Die modische Bewegung zur Aufwertung traditioneller Kulturen und ihrer Träger trifft auf demoralisierte oder kolonisierte Erben, welche die ihnen von UNESCO bis ARTE zugemutete tragende Rolle gar nicht einnehmen können, oft auch gar nicht wollen.
So wie in der ‚materialistischen’ eindimensional globalisierten ‚modernen Welt’ die Naturräume wie Urwälder, die Kulturräume bis in die letzten Nischen, die Traditionen und materiellen Kulturen, aber auch Industrien, Infrastrukturen und politischen Verfassungen erst ‚verhext’ und dann zum Verschwinden gebracht werden, so sind es im zugegebenermaßen engeren Horizont afrikanischer Dörfer und inzwischen über alle Grenzen gewachsenen Metropolen, in denen nicht nur hergebrachte Normen und Kenntnisse, auch die in der Kolonialzeit entstandenen Ordnungen und Infrastruktur zerfallen, von innen zerfressen wie ein Individuum, dem ein Hexer die Seele geraubt hat.

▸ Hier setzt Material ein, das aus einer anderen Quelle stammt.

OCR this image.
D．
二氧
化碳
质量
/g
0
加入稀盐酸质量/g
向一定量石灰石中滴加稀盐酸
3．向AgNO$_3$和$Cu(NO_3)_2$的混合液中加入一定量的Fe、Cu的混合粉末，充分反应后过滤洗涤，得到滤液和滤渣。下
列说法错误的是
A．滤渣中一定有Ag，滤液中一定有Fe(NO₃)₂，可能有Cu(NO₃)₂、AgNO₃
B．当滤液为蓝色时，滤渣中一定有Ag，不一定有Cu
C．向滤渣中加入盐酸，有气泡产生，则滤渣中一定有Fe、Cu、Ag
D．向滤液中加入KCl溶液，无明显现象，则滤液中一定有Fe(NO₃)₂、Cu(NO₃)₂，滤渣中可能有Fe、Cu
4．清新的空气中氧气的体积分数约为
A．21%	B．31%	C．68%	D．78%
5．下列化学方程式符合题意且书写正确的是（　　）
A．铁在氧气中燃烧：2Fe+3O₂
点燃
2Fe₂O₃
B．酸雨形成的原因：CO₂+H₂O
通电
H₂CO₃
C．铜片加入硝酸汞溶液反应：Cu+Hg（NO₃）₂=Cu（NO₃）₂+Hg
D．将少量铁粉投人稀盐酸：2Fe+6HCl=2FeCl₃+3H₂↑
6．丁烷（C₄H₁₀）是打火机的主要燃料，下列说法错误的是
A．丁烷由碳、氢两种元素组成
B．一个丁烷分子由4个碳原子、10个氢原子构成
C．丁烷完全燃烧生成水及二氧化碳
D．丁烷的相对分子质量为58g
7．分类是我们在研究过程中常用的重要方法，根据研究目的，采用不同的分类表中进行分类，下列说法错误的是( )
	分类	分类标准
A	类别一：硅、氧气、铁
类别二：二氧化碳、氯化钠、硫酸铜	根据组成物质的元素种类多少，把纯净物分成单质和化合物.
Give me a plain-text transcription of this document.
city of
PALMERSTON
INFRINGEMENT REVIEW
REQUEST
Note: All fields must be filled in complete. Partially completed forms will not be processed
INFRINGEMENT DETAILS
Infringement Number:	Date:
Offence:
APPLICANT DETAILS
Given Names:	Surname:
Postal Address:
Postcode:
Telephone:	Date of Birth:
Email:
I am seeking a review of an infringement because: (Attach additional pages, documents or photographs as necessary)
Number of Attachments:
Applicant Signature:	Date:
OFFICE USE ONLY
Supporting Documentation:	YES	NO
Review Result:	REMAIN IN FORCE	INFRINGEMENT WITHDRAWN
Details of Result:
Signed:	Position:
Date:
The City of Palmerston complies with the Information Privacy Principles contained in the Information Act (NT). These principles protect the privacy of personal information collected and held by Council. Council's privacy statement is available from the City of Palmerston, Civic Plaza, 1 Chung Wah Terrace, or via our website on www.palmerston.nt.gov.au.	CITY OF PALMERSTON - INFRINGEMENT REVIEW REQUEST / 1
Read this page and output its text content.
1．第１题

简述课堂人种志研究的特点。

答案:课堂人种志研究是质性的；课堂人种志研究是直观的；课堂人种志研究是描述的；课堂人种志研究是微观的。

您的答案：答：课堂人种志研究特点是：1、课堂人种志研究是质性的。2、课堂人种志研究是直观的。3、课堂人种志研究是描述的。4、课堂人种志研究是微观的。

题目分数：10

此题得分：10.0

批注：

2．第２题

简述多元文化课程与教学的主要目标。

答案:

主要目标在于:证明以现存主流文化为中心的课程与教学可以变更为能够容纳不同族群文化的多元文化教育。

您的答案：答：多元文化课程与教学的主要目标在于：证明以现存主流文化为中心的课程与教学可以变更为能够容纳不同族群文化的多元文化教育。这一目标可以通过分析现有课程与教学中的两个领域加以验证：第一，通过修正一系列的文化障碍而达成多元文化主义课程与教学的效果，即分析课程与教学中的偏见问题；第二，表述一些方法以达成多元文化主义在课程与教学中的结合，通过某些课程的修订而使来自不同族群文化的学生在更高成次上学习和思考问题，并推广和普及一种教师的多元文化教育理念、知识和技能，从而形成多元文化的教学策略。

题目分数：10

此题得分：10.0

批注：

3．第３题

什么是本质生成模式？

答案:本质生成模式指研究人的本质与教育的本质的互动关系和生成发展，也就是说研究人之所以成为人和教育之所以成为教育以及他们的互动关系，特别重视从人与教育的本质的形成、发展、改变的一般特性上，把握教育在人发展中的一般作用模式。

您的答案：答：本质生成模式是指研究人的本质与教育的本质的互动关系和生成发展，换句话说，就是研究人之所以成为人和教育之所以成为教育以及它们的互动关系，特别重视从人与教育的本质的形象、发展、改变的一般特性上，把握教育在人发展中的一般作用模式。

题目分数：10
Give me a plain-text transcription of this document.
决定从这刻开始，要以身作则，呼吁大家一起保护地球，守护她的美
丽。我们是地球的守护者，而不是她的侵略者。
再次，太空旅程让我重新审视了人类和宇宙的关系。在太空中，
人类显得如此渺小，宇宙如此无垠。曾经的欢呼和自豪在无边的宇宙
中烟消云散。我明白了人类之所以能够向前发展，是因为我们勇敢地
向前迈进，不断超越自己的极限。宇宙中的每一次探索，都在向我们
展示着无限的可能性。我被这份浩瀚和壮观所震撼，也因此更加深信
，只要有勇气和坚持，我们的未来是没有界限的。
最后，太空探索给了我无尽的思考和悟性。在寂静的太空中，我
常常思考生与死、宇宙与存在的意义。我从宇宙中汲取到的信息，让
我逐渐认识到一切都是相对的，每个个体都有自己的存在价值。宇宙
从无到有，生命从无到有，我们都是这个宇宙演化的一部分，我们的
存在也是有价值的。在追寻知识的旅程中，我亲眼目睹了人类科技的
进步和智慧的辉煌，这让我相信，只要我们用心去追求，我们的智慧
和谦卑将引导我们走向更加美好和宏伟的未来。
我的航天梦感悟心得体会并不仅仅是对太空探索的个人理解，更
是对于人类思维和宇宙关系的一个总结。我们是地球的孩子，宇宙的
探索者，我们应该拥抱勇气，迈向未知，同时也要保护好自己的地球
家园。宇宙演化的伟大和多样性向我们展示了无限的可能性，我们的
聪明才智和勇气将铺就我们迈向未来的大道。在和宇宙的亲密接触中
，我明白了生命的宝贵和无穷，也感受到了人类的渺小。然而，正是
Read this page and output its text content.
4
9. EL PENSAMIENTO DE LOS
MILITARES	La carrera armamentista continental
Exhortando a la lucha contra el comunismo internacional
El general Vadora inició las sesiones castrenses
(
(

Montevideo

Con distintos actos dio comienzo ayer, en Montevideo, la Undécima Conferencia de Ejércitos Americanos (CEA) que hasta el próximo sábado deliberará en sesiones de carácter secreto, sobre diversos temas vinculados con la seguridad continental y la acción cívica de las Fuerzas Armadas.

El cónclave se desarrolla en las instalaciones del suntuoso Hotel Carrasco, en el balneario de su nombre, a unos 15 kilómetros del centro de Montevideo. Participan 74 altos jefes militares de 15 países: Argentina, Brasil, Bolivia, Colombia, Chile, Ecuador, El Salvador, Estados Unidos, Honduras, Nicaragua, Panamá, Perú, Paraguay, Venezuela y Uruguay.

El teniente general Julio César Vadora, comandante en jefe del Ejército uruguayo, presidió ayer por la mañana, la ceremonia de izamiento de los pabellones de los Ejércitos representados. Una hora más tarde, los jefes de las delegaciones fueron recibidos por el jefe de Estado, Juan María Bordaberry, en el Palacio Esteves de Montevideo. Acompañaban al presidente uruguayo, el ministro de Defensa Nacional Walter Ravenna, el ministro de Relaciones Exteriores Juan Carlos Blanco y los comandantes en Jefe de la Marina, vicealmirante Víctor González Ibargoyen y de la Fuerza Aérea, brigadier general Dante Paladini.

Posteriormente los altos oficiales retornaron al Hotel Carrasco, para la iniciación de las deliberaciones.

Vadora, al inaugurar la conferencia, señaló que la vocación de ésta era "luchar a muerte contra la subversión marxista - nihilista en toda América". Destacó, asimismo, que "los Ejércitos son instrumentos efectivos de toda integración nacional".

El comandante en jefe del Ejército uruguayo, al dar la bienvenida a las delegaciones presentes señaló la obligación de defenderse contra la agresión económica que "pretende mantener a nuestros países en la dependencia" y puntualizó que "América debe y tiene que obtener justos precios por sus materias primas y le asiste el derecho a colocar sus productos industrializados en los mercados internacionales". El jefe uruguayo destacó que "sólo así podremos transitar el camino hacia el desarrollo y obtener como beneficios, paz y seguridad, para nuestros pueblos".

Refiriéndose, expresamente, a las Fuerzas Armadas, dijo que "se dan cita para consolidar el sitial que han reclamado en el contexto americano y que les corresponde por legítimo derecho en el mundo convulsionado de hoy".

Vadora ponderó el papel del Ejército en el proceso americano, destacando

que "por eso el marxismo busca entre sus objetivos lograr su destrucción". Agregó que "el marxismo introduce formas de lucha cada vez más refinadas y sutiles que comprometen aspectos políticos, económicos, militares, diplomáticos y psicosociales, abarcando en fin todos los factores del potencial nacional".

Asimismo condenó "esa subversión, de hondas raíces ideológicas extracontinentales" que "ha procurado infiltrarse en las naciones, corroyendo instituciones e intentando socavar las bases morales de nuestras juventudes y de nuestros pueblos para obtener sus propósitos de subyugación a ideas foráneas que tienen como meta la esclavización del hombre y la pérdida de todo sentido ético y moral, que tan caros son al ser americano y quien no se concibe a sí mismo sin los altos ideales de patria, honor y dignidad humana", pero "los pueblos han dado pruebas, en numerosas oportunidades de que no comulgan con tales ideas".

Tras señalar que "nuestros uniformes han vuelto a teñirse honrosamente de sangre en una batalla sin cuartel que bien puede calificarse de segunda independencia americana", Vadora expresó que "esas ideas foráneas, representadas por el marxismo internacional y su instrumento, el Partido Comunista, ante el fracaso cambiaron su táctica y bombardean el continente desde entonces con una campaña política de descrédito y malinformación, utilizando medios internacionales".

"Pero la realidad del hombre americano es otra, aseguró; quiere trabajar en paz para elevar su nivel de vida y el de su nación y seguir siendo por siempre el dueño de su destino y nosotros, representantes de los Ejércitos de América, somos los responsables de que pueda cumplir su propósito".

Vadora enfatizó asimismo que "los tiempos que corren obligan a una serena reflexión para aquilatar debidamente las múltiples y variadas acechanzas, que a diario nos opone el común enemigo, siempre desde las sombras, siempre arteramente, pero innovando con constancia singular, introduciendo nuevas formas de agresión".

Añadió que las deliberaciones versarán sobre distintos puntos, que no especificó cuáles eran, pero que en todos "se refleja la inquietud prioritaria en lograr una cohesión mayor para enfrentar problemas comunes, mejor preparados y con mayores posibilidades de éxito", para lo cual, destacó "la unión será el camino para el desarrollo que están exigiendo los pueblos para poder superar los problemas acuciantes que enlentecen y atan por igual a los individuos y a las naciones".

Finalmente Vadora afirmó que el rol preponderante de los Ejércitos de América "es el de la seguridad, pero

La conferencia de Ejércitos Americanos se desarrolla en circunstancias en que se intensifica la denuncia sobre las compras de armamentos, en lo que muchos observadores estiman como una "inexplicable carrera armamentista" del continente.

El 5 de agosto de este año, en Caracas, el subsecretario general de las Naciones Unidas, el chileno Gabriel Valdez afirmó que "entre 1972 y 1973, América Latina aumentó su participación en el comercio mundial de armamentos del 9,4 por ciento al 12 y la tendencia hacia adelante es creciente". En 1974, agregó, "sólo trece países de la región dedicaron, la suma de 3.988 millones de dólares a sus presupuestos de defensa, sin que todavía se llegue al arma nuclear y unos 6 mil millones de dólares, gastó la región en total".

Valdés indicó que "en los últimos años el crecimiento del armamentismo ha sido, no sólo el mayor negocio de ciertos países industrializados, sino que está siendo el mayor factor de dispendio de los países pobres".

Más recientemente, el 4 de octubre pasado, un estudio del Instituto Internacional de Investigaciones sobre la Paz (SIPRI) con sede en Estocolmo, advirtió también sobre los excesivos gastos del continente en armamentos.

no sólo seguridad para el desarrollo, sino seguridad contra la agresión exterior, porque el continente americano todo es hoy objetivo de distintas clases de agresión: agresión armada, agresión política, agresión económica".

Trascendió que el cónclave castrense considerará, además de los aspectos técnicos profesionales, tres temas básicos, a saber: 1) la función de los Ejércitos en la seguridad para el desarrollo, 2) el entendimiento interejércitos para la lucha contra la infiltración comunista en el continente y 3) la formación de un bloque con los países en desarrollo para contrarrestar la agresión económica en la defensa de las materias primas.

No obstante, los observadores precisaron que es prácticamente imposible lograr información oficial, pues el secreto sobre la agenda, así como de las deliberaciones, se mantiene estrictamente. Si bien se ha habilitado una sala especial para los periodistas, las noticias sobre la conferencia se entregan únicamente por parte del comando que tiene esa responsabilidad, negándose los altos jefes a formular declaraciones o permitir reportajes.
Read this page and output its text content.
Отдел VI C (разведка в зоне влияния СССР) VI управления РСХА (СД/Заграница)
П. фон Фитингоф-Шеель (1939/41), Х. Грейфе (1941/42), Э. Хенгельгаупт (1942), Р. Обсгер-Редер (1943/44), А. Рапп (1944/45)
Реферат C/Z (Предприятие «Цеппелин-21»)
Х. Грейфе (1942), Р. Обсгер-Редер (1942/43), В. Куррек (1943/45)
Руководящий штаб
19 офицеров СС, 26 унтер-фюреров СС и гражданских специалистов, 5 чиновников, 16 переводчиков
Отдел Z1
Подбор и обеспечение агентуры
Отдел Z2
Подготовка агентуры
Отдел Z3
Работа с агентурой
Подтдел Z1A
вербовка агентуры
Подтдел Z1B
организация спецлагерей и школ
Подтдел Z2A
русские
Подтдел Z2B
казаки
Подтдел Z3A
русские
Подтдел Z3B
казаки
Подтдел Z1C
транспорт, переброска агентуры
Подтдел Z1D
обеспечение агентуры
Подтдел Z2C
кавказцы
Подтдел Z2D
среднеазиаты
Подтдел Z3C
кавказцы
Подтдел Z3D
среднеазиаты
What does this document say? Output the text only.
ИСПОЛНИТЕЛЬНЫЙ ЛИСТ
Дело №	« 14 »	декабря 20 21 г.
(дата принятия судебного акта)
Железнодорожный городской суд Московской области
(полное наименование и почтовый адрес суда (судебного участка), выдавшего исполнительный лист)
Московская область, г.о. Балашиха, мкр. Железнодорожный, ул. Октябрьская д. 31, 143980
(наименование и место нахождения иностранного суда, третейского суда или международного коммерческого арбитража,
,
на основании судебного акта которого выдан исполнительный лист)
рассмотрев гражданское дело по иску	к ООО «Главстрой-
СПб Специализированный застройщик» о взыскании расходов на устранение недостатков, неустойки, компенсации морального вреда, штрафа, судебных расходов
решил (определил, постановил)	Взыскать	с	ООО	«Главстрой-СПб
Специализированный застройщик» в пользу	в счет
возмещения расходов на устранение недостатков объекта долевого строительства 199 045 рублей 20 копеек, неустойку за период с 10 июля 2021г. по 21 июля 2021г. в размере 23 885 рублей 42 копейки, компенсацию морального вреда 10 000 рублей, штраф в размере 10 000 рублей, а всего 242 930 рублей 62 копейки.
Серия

Wer als Leser und Leserin darüber den Kopf schüttelt, dass ich bedauerliche lokale Vorkommnisse nur so aufbauschen kann, möge die Parallelität der Entwicklungen bedenken. Wie oft haben wir in dieser Zeit das unabweisbare Gefühl, dass „die Seele“ von etwas „gestohlen“ wird? Innenstädte, Altstädte werden zu Fassaden, Kulturlandschaften flurbereinigt, ‚Geheimtipps’ vor die Säue geworfen, ‚Kultur’ in Schauwerte und Events verwandelt, Intimität und individuelles Schicksal vermarktet und bis auf die molekulare Ebene durchleuchtet, Sprache wird reguliert….
Vor dreihundert Jahren schrieb Montesquieu „Persische Briefe“, vor hundert Jahren erschienen die fiktiven Reiseeindrücke des Papalagi. Mit Samjatin, Huxley, Orwell erschienen literarische pessimistische Utopien. Es gab auch bereits authentische Berichte von Fremden (Näheres bei F.Kramer).
Nehmen wir doch auch die Projektionen zur Kenntnis, mit denen uns heutzutage Kongolesen sich und uns zu verstehen versuchen.